DP-fy your DATA: How to (and why) synthesize Differentially Private Synthetic Data: Techniques for DP synthetic IMAGE data creation

Natalia Ponomareva, Sergei Vassilvitskii, Peter Kairouz, Alex Bie

International Conference on Machine Learning 2025 · Tutorial

This talk, presented by Alex Bie and his colleagues Natalia Ponomareva, Sergei Vassilvitskii, and Peter Kairouz from Google, delves into the critical and evolving field of generating differentially private (DP) synthetic data, specifically focusing on text. The core objective is to enable the use of sensitive, private user data to enhance machine learning models and downstream tasks without directly exposing the original private information.
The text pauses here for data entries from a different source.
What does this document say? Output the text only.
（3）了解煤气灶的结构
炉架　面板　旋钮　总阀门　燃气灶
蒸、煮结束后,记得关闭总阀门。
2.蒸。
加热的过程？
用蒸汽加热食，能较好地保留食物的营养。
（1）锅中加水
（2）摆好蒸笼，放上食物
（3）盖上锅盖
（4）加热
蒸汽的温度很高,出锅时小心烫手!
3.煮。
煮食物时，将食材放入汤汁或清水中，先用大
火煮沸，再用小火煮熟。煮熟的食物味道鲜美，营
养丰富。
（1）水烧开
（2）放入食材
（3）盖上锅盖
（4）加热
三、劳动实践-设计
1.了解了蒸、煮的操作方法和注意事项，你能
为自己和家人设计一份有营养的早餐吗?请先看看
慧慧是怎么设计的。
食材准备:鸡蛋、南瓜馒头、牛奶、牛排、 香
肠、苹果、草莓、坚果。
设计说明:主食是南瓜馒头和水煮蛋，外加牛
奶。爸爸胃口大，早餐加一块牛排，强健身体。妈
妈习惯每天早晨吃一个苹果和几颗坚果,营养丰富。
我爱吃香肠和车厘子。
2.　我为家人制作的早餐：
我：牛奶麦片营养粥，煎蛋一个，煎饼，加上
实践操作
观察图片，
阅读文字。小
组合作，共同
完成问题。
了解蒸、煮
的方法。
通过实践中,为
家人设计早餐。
This is achieved by first synthesizing a dataset with strong differential privacy guarantees, which can then be used to train conventional ML models as if it were public data.

AI review

A competent practitioner-oriented tutorial on DP synthetic data generation methods, organized around a sensible taxonomy, but presenting no new theorems, no new algorithms, and no rigorous experimental comparisons. The 'unified view' framing is reasonable pedagogy but not a theoretical contribution. The empirical results are illustrative rather than controlled. This is a workshop-style survey talk, not a research contribution, and should be evaluated accordingly.